The Snow Leopard Server default desktop photo looks better.
http://www.flickr.com/search/?q=snow...t=photos&adv=1
I remember reading several years ago that "Mac OS X" was taken on as the brand (rather than significant updates to the OS taking on higher number designations to signify advancements/refinements as the Classic OS did) partly because the name "OS 11" was already registered by a different company. Presumably, the legal battle to wrestle the name from the other company was deemed not worth the effort. Apple was, in effect, forced to stick with the name "Mac OS X" until the next generation OS came along or they adopted a new naming convention. Don't hold me to that too strictly. It's only a vague recollection and I can't remember where I read it exactly (though I'm pretty sure it was on an Apple/Mac rumor board).
In any event, Roman numerals are pronounced as the numbers they represent, not the letters they appear as. People, I imagine for thousands of years, have chosen to ignore, and continue to ignore, that for myriad reasons. I dunno. Whatever.
But whenever Apple does decide to rebrand its OS, dropping the Roman numeral would probably remove the confusion/contention about what to call it. The Code Names (e.g., Tiger, Leopard, Snow Leopard, etc.) are easy enough (for those who care at all). And people seem to understand version numbers readily enough. Why can't Apple simply go by the OS code names as the major OS brand names?

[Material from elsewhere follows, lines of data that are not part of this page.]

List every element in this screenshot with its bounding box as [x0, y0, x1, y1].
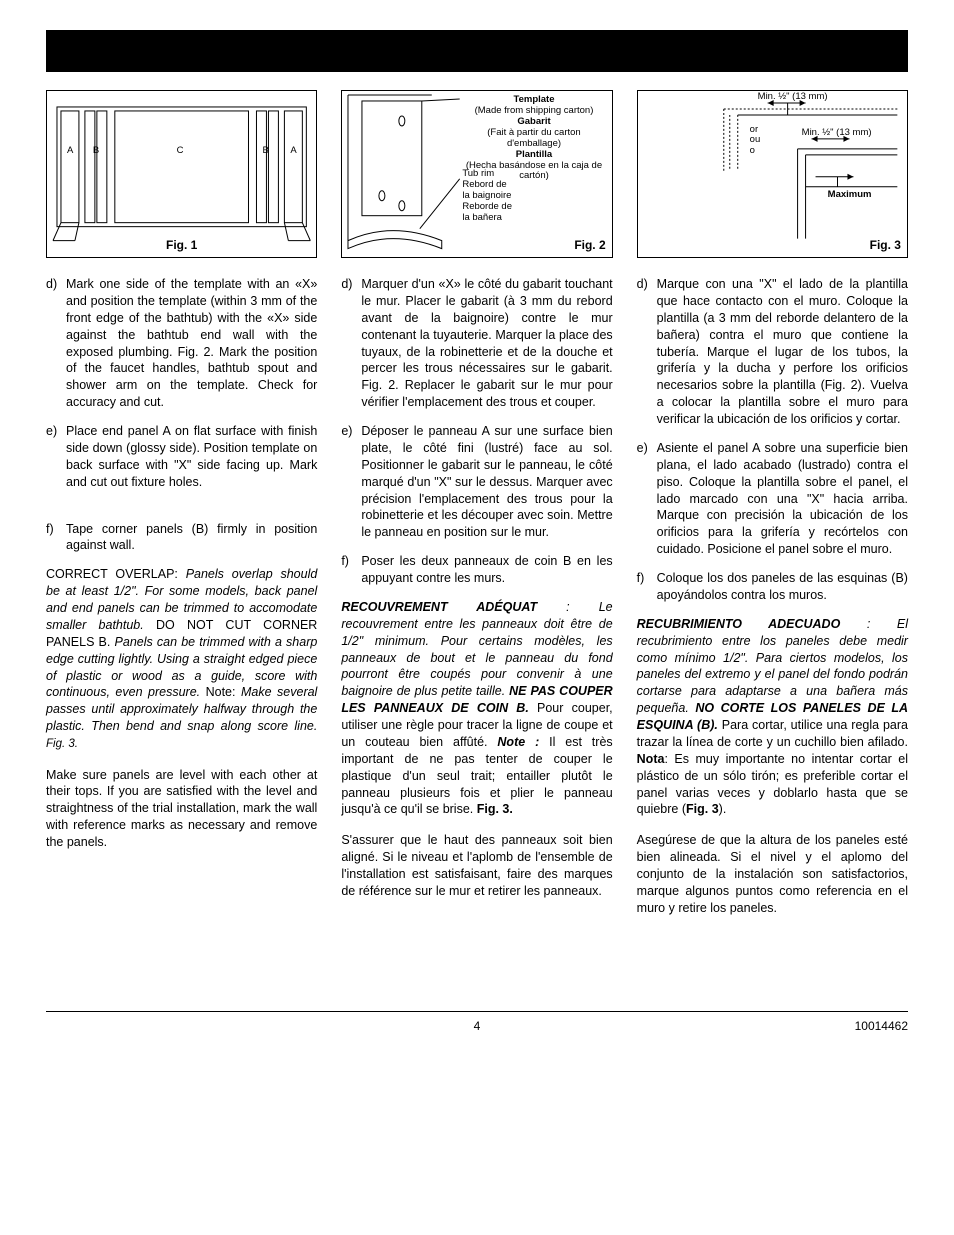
page-number: 4	[474, 1018, 481, 1034]
three-columns: A B C B A Fig. 1 d) Mark one side of the…	[46, 90, 908, 931]
es-overlap: RECUBRIMIENTO ADECUADO : El recubrimient…	[637, 616, 908, 819]
fig3-min2: Min. ½" (13 mm)	[802, 127, 872, 140]
fr-f: Poser les deux panneaux de coin B en les…	[361, 553, 612, 587]
marker-e-fr: e)	[341, 423, 361, 541]
fig2-rim-labels: Tub rim Rebord de la baignoire Reborde d…	[462, 169, 512, 224]
svg-text:A: A	[67, 145, 74, 156]
fig2-plantilla-b: Plantilla	[460, 150, 607, 161]
fr-overlap-lead: RECOUVREMENT ADÉQUAT	[341, 600, 566, 614]
en-overlap-fig: Fig. 3.	[46, 738, 78, 750]
svg-text:B: B	[93, 145, 99, 156]
es-d: Marque con una "X" el lado de la plantil…	[657, 276, 908, 428]
es-level: Asegúrese de que la altura de los panele…	[637, 832, 908, 916]
fr-overlap: RECOUVREMENT ADÉQUAT : Le recouvrement e…	[341, 599, 612, 818]
fr-d: Marquer d'un «X» le côté du gabarit touc…	[361, 276, 612, 411]
svg-text:B: B	[262, 145, 268, 156]
col-french: Template (Made from shipping carton) Gab…	[341, 90, 612, 931]
marker-d: d)	[46, 276, 66, 411]
fig2-rim5: la bañera	[462, 213, 512, 224]
en-e: Place end panel A on flat surface with f…	[66, 423, 317, 491]
marker-f: f)	[46, 521, 66, 555]
fig3-or3: o	[750, 146, 761, 156]
en-overlap: CORRECT OVERLAP: Panels overlap should b…	[46, 566, 317, 752]
fig2-gabarit-sub: (Fait à partir du carton d'emballage)	[460, 128, 607, 150]
fr-fig: Fig. 3.	[477, 802, 513, 816]
es-e: Asiente el panel A sobre una superficie …	[657, 440, 908, 558]
col-english: A B C B A Fig. 1 d) Mark one side of the…	[46, 90, 317, 931]
marker-f-es: f)	[637, 570, 657, 604]
fr-note: Note :	[497, 735, 539, 749]
es-overlap-lead: RECUBRIMIENTO ADECUADO	[637, 617, 867, 631]
svg-text:A: A	[290, 145, 297, 156]
fig3-caption: Fig. 3	[870, 237, 901, 253]
marker-d-es: d)	[637, 276, 657, 428]
en-note-lbl: Note:	[200, 685, 241, 699]
es-overlap-tail2: : Es muy importante no intentar cortar e…	[637, 752, 908, 817]
es-nota: Nota	[637, 752, 665, 766]
marker-e-es: e)	[637, 440, 657, 558]
fig1-caption: Fig. 1	[166, 237, 197, 253]
es-close: ).	[719, 802, 727, 816]
es-fig: Fig. 3	[686, 802, 719, 816]
fig3-min1: Min. ½" (13 mm)	[758, 91, 828, 104]
marker-e: e)	[46, 423, 66, 491]
fig3-or: or ou o	[750, 125, 761, 156]
figure-2: Template (Made from shipping carton) Gab…	[341, 90, 612, 258]
fr-e: Déposer le panneau A sur une surface bie…	[361, 423, 612, 541]
svg-text:C: C	[177, 145, 184, 156]
fig3-max: Maximum	[828, 189, 872, 202]
footer: 4 10014462	[46, 1011, 908, 1034]
marker-f-fr: f)	[341, 553, 361, 587]
fig2-caption: Fig. 2	[574, 237, 605, 253]
figure-1: A B C B A Fig. 1	[46, 90, 317, 258]
en-f: Tape corner panels (B) firmly in positio…	[66, 521, 317, 555]
doc-number: 10014462	[855, 1018, 908, 1034]
header-bar	[46, 30, 908, 72]
es-f: Coloque los dos paneles de las esquinas …	[657, 570, 908, 604]
marker-d-fr: d)	[341, 276, 361, 411]
figure-3: Min. ½" (13 mm) Min. ½" (13 mm) or ou o …	[637, 90, 908, 258]
en-level: Make sure panels are level with each oth…	[46, 767, 317, 851]
fr-level: S'assurer que le haut des panneaux soit …	[341, 832, 612, 900]
en-overlap-lead: CORRECT OVERLAP:	[46, 567, 186, 581]
col-spanish: Min. ½" (13 mm) Min. ½" (13 mm) or ou o …	[637, 90, 908, 931]
en-d: Mark one side of the template with an «X…	[66, 276, 317, 411]
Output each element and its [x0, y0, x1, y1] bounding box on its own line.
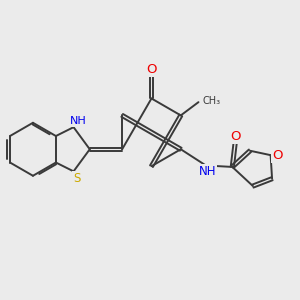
Text: NH: NH: [70, 116, 86, 126]
Text: O: O: [230, 130, 241, 142]
Text: O: O: [272, 149, 282, 162]
Text: S: S: [74, 172, 81, 185]
Text: CH₃: CH₃: [203, 96, 221, 106]
Text: NH: NH: [199, 165, 216, 178]
Text: O: O: [146, 63, 157, 76]
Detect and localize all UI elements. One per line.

The other difficulty with Mac OS 11 is that it could be read as Mac OS II, now we have the Roman numeral habit, i.e., Mac OS 2 in Arabic numerals.
If you are into royalty the correct pronunciation is Mac OS the tenth.
This numbering scheme is a bit bogus anyway because Mac OS X (10.0) was a completely new OS if cobbled together out of parts of existing systems (NeXTstep, bits of various free UNIX clones, Mac OS 9). So maybe it would not be that crazy to call the next really different version 2.0.
Because we don't like Phil, he tells us what we think we like and he thinks he gets away with it.
How do you think the UI should be updated?
I think a lot of people were hoping that they would see the rumored marble interface in Snow Leopard, I was hoping to see it as well.
Some people were hoping that there would be some new feature's (including myself), not just some newer icon's or an improved expose.
One idea that I came up with has to do with the folder's, as it is now, there's no way to see what's in the folder's without opening it. navigating a larger folder library is tedious because you don't know what's in it.
My idea has to do with quick look. when you hit the quick look button on a folder, the folder enlarges but what's the point of seeing a larger folder?
it would be awesome if when you hit the quick look button on a folder you can see the contents of that folder.
it would then be cool if you could browse and select that file right from quicklook without ever opening that folder. similar to the way the new stack's work
Quicktime 10s new interface looks nice but preview needs a UI update badly. The unattractive large grey bar at the top needs to be replaced with a thinner, black glossy see-through interface. Apple Mail need's an interface change as well.
Don't get me wrong, I can't wait for the release of Snow Leopard. I'll be upgrading my computer as soon as it's released. I'm basically stating what would improve an already great OS.
When Apple released leopard for the first time, all of their demos showed the desktop with No hard Drive icons so It does make you wander if they are headed that route potentially with all mountable media. Again.. the final release will determine what they are really trying to do. in some ways it makes sense.. "If you want to find something on your computer.. go to 'finder'".